Based on their victory in 2010, “Team Oracle” automatically has a spot clinched in the San Francisco edition of the America’s Cup Finals which won’t be held until September 2013. This race will pit “The Defender” (Team Oracle) versus “The Challenger”. The Challenger must earn the right to compete one-on-one with Team Oracle by winning what’s called the Louis Vuitton Cup. This event will be held in San Francisco from July 4th – September 1, 2013, and will consist of four boats from around the world battling it out in the Bay until one boat moves on to face Team Oracle.

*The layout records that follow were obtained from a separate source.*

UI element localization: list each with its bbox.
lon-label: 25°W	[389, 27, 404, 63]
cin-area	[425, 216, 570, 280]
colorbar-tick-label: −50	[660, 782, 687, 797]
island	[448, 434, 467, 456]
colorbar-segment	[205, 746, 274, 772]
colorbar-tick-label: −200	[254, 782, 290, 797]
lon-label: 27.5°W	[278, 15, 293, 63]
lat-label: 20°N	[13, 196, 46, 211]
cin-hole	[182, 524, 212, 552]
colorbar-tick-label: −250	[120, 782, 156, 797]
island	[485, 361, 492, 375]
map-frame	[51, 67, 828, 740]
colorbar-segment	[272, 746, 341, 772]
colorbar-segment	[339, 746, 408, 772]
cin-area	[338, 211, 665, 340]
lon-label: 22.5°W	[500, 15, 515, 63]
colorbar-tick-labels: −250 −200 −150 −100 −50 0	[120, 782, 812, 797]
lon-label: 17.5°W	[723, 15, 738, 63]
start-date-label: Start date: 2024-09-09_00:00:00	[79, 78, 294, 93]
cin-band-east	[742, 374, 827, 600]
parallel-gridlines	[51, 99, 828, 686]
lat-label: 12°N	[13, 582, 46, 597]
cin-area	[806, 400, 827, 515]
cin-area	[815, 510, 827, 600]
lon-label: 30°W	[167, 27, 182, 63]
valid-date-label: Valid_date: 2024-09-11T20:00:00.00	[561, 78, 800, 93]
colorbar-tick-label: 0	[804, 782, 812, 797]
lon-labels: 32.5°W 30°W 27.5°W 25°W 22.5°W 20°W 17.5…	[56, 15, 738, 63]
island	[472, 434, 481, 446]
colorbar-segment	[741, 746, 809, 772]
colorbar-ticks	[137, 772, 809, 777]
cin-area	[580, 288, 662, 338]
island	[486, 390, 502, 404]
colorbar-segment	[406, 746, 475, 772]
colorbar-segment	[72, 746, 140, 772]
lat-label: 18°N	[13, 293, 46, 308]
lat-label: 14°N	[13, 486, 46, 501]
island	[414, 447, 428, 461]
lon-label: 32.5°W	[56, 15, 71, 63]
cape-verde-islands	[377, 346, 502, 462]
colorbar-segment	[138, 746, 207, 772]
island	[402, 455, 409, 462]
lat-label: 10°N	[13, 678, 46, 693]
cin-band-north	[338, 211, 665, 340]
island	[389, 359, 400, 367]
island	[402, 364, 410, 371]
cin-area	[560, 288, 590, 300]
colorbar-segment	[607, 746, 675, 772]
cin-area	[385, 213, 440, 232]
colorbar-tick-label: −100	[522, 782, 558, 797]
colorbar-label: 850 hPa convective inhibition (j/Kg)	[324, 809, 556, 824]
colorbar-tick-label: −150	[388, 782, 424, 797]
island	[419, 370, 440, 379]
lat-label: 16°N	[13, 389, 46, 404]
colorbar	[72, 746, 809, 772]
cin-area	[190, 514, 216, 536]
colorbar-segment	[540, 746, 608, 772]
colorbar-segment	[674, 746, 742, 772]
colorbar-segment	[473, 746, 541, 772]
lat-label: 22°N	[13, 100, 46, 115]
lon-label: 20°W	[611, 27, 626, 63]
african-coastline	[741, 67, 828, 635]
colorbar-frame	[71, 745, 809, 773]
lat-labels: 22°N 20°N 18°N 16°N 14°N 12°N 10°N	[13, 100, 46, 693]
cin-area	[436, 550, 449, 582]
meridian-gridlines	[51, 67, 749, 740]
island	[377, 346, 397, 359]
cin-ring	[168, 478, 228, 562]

As is often the case in the sport of sailing, Ellison and his team’s 2010 America’s Cup victory did not come without a great deal of controversy. Long story short, Ellison and Bertarelli became tangled in an ugly lawsuit leading up to their America’s Cup Final race. The argument was essentially a debate over the rules, and by the end of the suit, a fair agreement was never truly reached. Believe it or not, the two teams didn’t even race the same style of boat in the America’s Cup Final. Bertarelli’s Swiss team ended up sailing a catamaran while Ellison’s crew sailed a trimaran. As it turned out, Ellison’s three-hulled boat proved faster than Bertarelli’s two-hulled boat.

Unsurprisingly, Bertarelli will not be competing in next year’s Louis Vuitton Cup. Unfortunately, various other teams are also opting to stay home and not attend Ellison’s party. It was originally thought that up to 15 teams would be arriving in San Francisco in 2013 to compete for a chance at the America’s Cup. Many speculated that this influx of foreign money could be prove to be a boon for city of San Francisco, even despite the up front investment the city has spent on infrastructure. As it stands today, the four teams scheduled to sail in the Louis Vuitton Cup include Artemis Racing (Sweden), Emirates Team New Zealand (New Zealand), Luna Rossa Challenge (Italy) and Team Korea (Korea).

Teams must pay an exorbitant amount of money to build a competitive boat and acquire a sufficient amount of sponsorship dollars to compete in the America’s Cup. In Ellison’s defense, he and race officials have worked toward making next year’s America’s Cup more fair than in year’s past. For starters, all entrants must sail 75-foot catamarans that possess similar specifications. Regardless, all the talk of the 2013 America’s Cup being akin to a Super Bowl or World Cup is beginning to seem overblown.

Whether or not the Louis Vuitton Cup and the America’s Cup Finals will be a boon or a bust remains to be seen. Four teams have RSVP’d and it is rumored that the list may dwindle down to three by the race’s opening gun. What we do know for sure, however, is that the America’s Cup World Series is still in good health. 11 state-of-the-art boats from around the world will be sailing into The Bay later this month to showcase the sport in the best way they know how.

Even if you don’t know the first thing about how to “jibe”, “tack”, or “hike-out”, grab your dearest set of binoculars, your iPhone to track the race online, and your favorite pair of seersucker shorts. After a 161 year wait, America’s Cup sailing is coming to San Francisco.